- Sternberg distingue l'intelligence analytique (analyser, comparer, évaluer), l'intelligence créative (inventer, imaginer, gérer la nouveauté) et l'intelligence pratique (s'adapter au quotidien et au monde réel).
- L'intelligence pratique est la capacité à résoudre les problèmes concrets de la vie réelle, souvent grâce à un savoir tacite qui ne s'apprend pas explicitement à l'école.
- Dans ses travaux ultérieurs, Sternberg parle d'intelligence réussie : la capacité à atteindre ses objectifs de vie, dans son contexte culturel, en combinant les forces analytiques, créatives et pratiques tout en compensant ses faiblesses.
- La théorie est saluée pour élargir la définition de l'intelligence au-delà de l'analytique et pour son ambition appliquée.
Quelles sont les trois intelligences de la théorie triarchique ?
Sternberg distingue l'intelligence analytique (analyser, comparer, évaluer), l'intelligence créative (inventer, imaginer, gérer la nouveauté) et l'intelligence pratique (s'adapter au quotidien et au monde réel). Les tests d'IQ traditionnels mesurent surtout la première.
Qu'est-ce que l'intelligence pratique ?
L'intelligence pratique est la capacité à résoudre les problèmes concrets de la vie réelle, souvent grâce à un savoir tacite qui ne s'apprend pas explicitement à l'école. Sternberg la relie à la notion de bon sens ou de débrouillardise, distincte de la performance aux tests.
Qu'appelle-t-on intelligence réussie ?
Dans ses travaux ultérieurs, Sternberg parle d'intelligence réussie : la capacité à atteindre ses objectifs de vie, dans son contexte culturel, en combinant les forces analytiques, créatives et pratiques tout en compensant ses faiblesses. L'accent porte sur l'usage adaptatif des aptitudes plus que sur un score isolé.
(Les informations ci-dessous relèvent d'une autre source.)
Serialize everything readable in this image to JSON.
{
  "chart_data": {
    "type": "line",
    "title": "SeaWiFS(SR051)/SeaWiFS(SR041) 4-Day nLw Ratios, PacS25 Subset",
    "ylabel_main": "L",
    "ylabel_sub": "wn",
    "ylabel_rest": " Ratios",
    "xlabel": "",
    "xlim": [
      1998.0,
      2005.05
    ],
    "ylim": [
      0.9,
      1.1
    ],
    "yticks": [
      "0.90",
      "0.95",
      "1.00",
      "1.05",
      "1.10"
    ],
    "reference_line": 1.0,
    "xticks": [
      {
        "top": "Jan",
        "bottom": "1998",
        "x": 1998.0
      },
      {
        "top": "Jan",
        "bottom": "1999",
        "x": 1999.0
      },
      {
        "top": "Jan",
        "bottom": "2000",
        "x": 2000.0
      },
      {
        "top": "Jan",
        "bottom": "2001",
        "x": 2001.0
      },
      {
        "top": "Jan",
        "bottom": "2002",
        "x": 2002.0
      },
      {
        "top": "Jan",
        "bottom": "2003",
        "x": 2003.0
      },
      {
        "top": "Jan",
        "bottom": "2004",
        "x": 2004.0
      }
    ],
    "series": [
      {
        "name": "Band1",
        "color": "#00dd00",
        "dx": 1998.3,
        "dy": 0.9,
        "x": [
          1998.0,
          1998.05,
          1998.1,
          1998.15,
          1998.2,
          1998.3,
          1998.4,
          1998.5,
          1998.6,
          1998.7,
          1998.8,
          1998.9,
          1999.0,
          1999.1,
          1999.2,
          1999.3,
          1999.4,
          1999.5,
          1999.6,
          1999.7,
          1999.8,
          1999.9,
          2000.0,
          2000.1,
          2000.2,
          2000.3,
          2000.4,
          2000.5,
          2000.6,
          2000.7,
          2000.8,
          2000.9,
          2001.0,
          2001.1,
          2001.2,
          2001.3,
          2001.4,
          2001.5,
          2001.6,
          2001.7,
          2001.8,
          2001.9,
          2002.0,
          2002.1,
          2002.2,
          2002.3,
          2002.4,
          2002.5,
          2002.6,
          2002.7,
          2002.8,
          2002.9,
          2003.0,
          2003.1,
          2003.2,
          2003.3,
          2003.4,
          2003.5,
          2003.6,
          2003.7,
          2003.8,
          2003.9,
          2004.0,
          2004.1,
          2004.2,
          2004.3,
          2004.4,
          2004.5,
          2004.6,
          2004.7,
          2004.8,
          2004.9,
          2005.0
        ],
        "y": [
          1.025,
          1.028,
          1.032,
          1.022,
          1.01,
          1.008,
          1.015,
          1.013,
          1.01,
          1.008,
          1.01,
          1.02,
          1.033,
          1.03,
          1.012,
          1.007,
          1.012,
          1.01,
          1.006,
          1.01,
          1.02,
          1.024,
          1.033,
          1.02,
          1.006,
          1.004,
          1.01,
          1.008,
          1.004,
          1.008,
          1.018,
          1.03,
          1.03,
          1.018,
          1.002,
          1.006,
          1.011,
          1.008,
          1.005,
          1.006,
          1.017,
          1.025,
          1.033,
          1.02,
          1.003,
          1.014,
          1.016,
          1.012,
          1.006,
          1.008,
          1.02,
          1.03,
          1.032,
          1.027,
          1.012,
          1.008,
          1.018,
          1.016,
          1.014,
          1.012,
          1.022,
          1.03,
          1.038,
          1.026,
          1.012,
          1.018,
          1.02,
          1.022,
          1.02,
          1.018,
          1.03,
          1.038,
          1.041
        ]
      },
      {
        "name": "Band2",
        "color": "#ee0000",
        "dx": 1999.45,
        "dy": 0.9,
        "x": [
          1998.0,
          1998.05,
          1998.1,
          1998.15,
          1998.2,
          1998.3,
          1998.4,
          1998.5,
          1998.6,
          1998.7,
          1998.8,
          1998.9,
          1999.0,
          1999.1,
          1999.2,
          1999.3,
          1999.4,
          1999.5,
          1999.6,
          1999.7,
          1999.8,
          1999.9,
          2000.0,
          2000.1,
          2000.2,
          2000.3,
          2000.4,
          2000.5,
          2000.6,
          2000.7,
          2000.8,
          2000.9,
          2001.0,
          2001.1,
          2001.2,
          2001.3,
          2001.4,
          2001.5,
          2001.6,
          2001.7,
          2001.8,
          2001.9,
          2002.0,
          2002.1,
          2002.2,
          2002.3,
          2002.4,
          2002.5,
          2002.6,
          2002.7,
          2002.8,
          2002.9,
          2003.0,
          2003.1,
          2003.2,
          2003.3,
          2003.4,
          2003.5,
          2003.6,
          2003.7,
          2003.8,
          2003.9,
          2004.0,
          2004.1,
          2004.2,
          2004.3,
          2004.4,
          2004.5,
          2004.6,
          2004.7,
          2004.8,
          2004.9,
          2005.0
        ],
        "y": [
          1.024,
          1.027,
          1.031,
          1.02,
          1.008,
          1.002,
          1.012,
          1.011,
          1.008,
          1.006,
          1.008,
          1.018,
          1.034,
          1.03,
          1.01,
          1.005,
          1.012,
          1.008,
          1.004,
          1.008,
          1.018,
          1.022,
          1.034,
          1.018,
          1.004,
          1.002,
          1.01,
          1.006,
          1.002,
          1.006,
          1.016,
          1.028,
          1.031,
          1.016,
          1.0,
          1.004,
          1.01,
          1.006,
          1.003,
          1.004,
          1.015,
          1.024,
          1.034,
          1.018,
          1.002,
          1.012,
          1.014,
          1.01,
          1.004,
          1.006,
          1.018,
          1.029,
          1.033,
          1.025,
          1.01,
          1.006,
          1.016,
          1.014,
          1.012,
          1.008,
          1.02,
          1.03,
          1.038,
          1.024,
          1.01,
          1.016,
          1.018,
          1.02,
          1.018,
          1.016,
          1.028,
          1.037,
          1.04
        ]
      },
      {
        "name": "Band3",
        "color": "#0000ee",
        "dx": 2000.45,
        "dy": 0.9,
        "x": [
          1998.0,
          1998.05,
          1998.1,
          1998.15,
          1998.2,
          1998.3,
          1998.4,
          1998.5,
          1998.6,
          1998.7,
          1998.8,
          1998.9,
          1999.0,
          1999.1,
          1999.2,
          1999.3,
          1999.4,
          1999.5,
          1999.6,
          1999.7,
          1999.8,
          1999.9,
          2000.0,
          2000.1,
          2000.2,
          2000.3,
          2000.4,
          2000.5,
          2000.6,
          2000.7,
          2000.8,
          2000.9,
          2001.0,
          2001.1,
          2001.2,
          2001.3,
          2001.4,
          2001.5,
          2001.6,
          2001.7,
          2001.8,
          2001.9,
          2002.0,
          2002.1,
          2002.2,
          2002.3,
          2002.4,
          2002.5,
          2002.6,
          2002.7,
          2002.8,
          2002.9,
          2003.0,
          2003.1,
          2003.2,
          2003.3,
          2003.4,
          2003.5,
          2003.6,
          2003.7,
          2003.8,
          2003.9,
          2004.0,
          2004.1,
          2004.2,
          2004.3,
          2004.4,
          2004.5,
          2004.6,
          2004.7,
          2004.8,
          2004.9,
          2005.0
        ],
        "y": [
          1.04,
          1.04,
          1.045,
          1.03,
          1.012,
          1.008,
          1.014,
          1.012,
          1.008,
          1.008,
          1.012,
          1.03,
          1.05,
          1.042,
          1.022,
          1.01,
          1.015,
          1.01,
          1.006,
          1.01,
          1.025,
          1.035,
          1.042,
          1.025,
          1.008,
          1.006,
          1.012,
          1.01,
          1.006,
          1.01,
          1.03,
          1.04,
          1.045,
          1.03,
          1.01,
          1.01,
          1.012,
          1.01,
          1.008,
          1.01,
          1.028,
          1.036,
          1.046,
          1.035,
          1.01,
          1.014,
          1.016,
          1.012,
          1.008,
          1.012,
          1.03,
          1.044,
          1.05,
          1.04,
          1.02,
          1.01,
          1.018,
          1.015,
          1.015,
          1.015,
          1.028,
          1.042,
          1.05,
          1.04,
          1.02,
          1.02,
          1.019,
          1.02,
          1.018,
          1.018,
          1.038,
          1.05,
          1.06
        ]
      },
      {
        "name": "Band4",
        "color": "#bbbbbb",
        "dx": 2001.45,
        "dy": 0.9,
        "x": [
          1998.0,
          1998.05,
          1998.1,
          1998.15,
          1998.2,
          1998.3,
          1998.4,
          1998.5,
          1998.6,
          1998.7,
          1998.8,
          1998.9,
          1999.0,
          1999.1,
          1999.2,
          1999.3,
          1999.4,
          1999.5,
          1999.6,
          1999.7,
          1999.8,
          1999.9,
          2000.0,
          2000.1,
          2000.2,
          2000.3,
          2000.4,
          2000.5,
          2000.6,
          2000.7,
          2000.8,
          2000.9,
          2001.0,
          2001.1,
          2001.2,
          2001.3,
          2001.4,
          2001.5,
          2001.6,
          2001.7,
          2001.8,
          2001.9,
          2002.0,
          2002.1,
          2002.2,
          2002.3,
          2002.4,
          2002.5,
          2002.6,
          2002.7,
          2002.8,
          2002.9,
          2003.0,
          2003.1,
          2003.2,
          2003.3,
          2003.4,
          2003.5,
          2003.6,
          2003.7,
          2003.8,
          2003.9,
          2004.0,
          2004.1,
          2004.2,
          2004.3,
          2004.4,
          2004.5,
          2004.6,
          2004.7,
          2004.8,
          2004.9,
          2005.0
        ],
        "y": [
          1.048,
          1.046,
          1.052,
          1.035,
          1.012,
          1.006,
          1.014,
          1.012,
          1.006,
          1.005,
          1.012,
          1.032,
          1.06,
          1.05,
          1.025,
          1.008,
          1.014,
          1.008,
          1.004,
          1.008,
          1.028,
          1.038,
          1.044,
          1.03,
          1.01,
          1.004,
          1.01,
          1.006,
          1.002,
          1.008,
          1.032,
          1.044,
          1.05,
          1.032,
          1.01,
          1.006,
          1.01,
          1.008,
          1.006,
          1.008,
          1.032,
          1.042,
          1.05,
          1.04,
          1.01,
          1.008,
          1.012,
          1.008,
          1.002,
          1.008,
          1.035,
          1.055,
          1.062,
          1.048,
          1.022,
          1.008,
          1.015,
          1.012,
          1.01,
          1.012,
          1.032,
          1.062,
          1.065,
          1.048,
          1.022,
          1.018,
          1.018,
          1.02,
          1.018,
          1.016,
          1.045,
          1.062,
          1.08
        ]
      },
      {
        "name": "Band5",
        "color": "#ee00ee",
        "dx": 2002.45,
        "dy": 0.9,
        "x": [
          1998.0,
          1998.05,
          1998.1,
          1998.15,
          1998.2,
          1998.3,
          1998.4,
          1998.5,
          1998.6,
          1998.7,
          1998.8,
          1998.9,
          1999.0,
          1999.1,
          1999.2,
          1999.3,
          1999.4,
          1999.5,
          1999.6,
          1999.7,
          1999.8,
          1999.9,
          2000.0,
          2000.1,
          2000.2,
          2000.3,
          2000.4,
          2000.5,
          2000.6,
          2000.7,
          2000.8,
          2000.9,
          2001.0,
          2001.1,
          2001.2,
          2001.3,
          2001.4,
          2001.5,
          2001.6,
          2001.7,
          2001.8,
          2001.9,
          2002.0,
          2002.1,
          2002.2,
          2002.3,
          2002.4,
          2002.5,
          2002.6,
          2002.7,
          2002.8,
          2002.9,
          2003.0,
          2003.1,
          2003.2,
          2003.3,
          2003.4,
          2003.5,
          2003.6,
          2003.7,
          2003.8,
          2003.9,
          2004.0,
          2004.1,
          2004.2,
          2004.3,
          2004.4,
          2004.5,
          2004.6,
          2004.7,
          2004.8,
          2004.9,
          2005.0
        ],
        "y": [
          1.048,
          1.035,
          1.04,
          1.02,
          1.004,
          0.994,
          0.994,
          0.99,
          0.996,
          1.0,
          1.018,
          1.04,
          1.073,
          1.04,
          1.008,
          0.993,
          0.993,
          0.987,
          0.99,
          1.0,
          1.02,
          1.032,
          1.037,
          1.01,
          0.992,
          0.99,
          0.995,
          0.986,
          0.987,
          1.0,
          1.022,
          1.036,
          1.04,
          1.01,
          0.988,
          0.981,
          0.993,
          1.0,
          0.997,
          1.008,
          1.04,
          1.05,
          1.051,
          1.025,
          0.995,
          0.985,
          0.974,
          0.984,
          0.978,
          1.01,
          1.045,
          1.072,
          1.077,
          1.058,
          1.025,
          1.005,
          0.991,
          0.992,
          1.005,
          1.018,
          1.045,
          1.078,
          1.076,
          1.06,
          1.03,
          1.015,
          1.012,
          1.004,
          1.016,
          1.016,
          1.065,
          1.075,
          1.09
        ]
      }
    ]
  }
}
Comment la théorie est-elle évaluée ?
La théorie est saluée pour élargir la définition de l'intelligence au-delà de l'analytique et pour son ambition appliquée. Les critiques notent toutefois que les composantes créative et pratique restent plus difficiles à mesurer de façon fiable, et qu'elles corrèlent en partie avec les mesures classiques de g.